La morte della mamma uccisa da un T-Rex non ha bisogno di molte argomentazioni. Poco tempo fa è stato fatto notare, infatti, come nei film d’animazione le figure dei genitori siano sempre poco fortunate e i figli ne paghino, ovviamente, le conseguenze.
Stiamo arrivando ai livelli di tristezza più alti: il burattino di legno che sogna di diventare un bambino vero: “Contro ogni previsione, la marionetta prende vita solo che il piccolo non è proprio un bambino vero, è ancora un pupazzo, peraltro affetto da una rarissima malattia che gli provoca l’allungamento del naso ogni volta che mente. Poi viene catturato e fatto esibire come fenomeno da baraccone. Riesce a scappare, ma finisce in un’isola in cui i giovani vengono trasformati in asini, e in cui sviluppa un problema con l’alcol e il fumo. Geppetto, col cuore infranto e convinto di aver perso suo figlio di legno, si mette a cercarlo. Viene mangiato da una balena“.

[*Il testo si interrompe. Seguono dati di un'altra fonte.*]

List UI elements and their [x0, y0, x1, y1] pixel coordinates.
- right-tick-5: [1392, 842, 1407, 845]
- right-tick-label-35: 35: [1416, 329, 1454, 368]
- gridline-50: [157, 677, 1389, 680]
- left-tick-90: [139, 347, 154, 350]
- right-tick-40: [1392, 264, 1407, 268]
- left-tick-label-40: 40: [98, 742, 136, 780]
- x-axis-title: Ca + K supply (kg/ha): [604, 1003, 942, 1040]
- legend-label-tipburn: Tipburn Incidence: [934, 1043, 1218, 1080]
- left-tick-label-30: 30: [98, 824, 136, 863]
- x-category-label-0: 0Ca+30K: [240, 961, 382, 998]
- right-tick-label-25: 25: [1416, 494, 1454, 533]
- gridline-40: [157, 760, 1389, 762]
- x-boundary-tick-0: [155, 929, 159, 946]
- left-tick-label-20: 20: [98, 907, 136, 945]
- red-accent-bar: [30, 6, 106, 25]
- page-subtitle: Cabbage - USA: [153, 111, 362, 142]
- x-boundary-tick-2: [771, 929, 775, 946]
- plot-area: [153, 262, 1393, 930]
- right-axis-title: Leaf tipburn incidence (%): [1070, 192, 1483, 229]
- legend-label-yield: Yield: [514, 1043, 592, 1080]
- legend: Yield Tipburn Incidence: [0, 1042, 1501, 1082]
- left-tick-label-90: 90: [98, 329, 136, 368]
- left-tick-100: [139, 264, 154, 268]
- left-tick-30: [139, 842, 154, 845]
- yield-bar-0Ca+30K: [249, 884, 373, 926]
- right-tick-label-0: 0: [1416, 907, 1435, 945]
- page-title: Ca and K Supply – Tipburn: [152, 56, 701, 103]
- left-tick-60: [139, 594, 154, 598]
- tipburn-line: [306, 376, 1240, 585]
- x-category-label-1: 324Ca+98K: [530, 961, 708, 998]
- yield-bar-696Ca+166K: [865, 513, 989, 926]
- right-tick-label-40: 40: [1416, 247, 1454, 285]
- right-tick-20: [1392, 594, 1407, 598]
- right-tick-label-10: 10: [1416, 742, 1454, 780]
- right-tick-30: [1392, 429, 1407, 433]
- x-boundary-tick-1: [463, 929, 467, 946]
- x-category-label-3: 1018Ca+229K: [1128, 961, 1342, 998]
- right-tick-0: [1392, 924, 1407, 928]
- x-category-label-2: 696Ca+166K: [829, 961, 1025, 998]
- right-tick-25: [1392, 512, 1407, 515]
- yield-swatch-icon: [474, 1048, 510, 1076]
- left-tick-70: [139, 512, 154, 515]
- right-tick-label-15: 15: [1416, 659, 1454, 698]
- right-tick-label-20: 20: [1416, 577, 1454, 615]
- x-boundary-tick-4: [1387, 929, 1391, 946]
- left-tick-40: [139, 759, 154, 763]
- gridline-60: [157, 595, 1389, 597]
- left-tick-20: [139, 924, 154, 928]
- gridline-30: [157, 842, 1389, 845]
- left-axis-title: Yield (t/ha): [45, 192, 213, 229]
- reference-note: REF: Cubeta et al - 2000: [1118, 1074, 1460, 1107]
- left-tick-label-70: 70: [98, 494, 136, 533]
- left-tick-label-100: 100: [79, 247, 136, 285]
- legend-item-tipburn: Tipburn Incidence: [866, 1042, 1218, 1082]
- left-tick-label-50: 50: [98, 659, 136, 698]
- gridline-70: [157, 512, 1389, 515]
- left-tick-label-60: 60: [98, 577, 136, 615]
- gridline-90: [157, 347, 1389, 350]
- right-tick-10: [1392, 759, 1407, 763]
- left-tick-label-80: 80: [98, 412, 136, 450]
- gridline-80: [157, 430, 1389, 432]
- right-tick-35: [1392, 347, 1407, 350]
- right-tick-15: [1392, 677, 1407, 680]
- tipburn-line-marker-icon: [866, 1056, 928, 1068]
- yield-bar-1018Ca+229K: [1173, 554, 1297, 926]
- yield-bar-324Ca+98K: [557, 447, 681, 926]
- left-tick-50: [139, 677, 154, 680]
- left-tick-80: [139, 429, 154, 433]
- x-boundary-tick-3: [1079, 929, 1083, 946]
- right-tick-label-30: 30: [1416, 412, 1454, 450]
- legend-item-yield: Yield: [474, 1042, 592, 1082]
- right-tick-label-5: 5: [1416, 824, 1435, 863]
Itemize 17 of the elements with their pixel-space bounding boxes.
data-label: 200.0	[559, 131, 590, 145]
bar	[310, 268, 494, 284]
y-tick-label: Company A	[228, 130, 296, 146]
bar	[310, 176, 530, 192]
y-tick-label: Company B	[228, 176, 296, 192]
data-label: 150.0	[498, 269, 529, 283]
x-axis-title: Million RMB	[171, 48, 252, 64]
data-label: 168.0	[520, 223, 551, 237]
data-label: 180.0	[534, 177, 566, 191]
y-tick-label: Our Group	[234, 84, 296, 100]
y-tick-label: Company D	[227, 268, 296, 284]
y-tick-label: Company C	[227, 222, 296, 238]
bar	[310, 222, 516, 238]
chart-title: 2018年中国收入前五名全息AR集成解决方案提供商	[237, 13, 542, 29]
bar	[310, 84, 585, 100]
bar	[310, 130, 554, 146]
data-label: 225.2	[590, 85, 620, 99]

Il pesce pagliaccio dalla pinna atrofica è il protagonista di uno dei film d’animazione più amati di sempre. Marlin, il padre del piccolo Nemo, non solo deve fare i conti con la morte della moglie e la perdita di ben 399 figli, ma deve andare alla ricerca dell’ultimo sopravvissuto, catturato dagli umani.
A trionfare in questa classifica è però un altro capolavoro della Disney Pixar e si tratta di “Up“: “Gesù. Senza esagerare, davvero, il montaggio di immagini dal-matrimonio-alla-morte con Carl e sua moglie all’inizio di questo film sono i 4 minuti e 18 secondi di film più devastanti di tutti i tempi. Non ce la faccio nemmeno a mettere il video. Non ce la faccio neanche a pensarci. È troppo reale. Troppo reale. Troppo, troppo, troppo reale. In questo caso non ci stanno alieni o draghi o personaggi di finzione ad alleviare il dolore. Carl è il più triste di tutti. Oh, cielo, sto piangendo di nuovo“.